For most of the year, the unspoiled beaches of Salalah are ideal for scuba diving, canoeing, sailing, jet skiing and diving. The marshy khawrs along the coast line are sanctuaries to a broad variety of migrating birds turning the region into a bird watchers paradise. But during the summer Salalah is easily Oman's coolest destination to visit during the Khareef with its crisp unpolluted air, cool misty clime, high rolling seas and leafy ambiance.

Less than half an hour's drive from Salalah is Ain Razat, a picnic spot with springs, hills, gardens and streams. Nearby is the equally resplendent Ain Sahanawt. Seventy kilo- meters east of Salalah lies Mirbat, famous for Bin Ali's tomb (Bin Ali was revered in the early days of Islam as a sage and holy man.). Taqah, 36kms from Salalah is a picturesque, quaint village. The fort at Taqah goes back several hundred years and is well stocked with authentic decorations and appointments.

Rising high above the coast is the Jebel Samhan plateau, the highest point in Dhofar at 1800 meters. Here you can find the hanging valley of Wadi Dirbat which is impressive in full flood. Further into the jebels is Tawi Attir (the hole of the birds), a natural sink hole over 100 metres wide and 250 metres deep. Nestled in a hidden valley is the Baobab Forest with huge bulbous trees, one tree over 2000 years old and 30 feet in diameter at its base.

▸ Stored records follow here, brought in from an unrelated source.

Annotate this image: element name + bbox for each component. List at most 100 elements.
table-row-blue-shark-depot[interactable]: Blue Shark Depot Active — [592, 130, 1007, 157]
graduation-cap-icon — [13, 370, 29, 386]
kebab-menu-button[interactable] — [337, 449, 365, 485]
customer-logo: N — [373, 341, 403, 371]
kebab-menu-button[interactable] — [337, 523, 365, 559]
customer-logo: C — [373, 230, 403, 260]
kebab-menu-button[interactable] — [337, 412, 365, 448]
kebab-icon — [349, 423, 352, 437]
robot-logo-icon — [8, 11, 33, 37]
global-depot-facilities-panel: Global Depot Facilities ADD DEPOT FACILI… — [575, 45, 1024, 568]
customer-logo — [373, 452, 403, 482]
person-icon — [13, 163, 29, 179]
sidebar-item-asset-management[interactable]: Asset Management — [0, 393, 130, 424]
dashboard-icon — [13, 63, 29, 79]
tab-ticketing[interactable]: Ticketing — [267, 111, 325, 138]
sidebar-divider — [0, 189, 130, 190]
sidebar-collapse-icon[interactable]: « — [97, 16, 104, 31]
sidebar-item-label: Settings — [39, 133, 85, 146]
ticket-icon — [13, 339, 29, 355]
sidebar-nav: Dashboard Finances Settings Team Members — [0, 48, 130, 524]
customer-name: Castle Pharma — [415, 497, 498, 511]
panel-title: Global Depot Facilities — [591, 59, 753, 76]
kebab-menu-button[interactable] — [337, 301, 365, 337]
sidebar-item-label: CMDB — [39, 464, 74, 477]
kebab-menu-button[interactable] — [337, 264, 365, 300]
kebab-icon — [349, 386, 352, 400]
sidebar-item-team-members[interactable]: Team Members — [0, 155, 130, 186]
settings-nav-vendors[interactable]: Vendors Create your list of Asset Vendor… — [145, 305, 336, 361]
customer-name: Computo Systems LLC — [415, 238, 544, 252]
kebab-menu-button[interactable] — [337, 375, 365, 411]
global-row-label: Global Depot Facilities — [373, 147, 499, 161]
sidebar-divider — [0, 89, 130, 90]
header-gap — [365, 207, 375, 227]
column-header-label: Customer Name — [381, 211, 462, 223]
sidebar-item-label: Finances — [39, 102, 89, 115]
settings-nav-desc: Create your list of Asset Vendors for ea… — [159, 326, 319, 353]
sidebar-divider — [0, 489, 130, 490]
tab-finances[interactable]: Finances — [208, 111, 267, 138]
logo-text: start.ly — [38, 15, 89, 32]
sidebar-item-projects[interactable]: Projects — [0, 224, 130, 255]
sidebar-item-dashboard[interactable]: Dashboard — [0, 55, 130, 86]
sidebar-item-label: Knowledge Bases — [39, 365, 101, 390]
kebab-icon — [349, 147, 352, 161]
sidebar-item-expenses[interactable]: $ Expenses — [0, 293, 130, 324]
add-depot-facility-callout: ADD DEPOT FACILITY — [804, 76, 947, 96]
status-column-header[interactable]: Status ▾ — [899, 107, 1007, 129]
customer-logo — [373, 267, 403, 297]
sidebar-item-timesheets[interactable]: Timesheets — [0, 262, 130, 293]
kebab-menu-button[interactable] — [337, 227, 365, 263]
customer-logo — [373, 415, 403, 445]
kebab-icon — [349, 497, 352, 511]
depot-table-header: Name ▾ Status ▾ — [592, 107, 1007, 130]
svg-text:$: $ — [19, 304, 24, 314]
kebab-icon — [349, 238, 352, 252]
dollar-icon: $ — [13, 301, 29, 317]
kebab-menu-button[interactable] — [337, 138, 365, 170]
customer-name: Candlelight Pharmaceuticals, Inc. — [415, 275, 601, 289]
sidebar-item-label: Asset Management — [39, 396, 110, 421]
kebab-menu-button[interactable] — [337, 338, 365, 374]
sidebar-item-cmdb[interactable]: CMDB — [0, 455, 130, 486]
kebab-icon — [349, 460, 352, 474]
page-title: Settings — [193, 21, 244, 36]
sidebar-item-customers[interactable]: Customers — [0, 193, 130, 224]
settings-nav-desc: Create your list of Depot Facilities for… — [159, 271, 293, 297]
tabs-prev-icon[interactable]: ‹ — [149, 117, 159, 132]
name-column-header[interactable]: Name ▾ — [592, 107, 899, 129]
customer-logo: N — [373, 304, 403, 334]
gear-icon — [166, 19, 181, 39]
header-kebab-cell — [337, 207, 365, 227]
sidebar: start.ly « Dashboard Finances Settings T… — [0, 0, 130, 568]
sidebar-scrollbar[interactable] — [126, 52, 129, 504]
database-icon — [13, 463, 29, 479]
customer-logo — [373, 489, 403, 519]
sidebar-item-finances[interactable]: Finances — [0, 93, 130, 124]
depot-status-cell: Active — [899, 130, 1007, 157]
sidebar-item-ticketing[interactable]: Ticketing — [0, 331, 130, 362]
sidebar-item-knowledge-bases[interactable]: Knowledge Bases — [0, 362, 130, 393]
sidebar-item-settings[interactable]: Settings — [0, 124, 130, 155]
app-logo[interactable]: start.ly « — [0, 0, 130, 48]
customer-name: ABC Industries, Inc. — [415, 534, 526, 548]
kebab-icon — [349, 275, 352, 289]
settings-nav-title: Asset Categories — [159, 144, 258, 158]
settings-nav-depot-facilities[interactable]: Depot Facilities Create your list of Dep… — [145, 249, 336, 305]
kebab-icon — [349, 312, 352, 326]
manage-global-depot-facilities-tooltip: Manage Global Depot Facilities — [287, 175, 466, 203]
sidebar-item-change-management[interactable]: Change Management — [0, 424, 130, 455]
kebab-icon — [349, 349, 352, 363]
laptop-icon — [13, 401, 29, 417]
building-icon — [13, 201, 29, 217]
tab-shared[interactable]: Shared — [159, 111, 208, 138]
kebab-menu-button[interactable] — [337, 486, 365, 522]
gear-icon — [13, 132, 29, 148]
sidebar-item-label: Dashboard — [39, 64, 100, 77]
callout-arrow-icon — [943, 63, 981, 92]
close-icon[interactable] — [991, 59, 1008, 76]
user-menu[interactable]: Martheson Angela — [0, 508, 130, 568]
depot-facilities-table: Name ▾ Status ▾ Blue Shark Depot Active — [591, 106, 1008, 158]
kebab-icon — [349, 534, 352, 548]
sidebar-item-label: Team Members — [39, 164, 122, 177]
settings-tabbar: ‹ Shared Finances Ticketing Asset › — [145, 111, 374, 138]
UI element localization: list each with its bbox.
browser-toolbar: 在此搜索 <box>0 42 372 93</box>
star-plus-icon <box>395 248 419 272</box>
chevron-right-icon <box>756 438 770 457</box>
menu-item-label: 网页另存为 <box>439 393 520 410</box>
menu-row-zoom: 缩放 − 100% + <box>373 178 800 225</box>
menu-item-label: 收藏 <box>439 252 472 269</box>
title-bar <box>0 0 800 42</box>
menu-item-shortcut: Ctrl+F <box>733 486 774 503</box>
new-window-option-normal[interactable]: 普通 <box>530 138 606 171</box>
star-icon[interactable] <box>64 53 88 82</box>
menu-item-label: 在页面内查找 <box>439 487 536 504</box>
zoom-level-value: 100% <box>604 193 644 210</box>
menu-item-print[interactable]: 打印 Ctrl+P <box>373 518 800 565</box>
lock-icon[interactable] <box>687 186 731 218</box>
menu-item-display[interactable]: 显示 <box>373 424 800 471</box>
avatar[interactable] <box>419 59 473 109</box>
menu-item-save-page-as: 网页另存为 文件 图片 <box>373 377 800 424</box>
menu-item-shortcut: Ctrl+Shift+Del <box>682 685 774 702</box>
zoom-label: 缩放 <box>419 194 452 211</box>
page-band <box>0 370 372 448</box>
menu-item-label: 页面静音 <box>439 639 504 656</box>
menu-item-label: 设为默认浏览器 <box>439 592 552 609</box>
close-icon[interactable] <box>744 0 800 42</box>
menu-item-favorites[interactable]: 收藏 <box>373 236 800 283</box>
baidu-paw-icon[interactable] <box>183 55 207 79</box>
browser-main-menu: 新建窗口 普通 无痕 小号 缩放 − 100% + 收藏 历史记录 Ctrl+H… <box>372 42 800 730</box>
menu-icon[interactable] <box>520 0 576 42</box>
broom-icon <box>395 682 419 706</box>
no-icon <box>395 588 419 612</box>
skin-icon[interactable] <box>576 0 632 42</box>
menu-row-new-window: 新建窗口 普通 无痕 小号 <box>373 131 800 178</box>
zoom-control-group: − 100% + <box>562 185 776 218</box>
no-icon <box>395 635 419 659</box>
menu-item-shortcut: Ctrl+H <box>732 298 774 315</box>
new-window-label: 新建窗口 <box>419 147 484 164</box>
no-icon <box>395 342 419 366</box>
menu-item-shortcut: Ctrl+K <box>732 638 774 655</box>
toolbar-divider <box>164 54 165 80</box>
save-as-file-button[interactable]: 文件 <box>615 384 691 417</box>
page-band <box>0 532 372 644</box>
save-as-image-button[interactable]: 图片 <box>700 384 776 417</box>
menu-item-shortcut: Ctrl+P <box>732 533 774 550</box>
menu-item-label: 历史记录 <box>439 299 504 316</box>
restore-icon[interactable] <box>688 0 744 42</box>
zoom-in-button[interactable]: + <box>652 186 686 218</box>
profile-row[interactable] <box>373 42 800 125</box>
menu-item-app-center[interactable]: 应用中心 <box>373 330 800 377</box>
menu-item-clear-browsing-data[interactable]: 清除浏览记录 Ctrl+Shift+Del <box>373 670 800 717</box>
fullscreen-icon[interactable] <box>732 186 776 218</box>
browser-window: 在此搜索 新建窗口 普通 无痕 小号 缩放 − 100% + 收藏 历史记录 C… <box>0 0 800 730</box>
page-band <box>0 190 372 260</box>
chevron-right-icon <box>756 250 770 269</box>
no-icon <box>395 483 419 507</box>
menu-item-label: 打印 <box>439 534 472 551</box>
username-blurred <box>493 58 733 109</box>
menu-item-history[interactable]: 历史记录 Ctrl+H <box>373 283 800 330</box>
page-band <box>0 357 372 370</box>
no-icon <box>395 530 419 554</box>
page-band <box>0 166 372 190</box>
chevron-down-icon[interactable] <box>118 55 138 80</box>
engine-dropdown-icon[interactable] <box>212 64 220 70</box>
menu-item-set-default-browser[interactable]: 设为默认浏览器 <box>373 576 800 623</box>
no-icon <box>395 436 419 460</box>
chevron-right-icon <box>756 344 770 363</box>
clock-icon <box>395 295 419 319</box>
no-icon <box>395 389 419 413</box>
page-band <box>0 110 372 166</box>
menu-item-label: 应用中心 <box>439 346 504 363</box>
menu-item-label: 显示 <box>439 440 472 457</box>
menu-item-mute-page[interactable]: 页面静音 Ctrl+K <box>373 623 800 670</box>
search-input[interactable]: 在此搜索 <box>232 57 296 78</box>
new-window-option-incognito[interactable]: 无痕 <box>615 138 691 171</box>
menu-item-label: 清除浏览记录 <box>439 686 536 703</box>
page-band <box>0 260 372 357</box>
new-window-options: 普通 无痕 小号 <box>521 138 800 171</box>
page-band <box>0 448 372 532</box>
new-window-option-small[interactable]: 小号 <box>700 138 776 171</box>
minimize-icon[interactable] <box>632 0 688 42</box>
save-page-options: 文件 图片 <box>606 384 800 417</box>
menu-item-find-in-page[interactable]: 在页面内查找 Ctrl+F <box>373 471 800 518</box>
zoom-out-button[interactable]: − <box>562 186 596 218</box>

To the west of Salalah are many stretches of beautiful beaches. One of the most popular of these is Mughsayl where you can find unusual blow holes in the rocky shelf close to the shore. These holes display dramatic bursts of water and foam sometimes reaching 50 feet in the air. Further to the west close to the Yemen border lies the town of Rakhyut and is a pleasant spot for picnic and swim in the ocean.

To the north of Salalah is the region known as the Nejd. This is a barren desolate area that is actually the southern fringe of the R'ub Al Khali. Here you find sweeping sand dunes and parched wadis. Lying 175 km north of Salalah is the remote village of Shisr. Here in the early nineties, with the help of satellite imagery from the space shuttle, explorers found what they believe to be the lost city of Ubar. Called by T. E. Lawrance (of Arabia) as the "Atlantis of the sands", Ubar was once considered to be the trading centre for frankincense before it was buried in the rising dunes.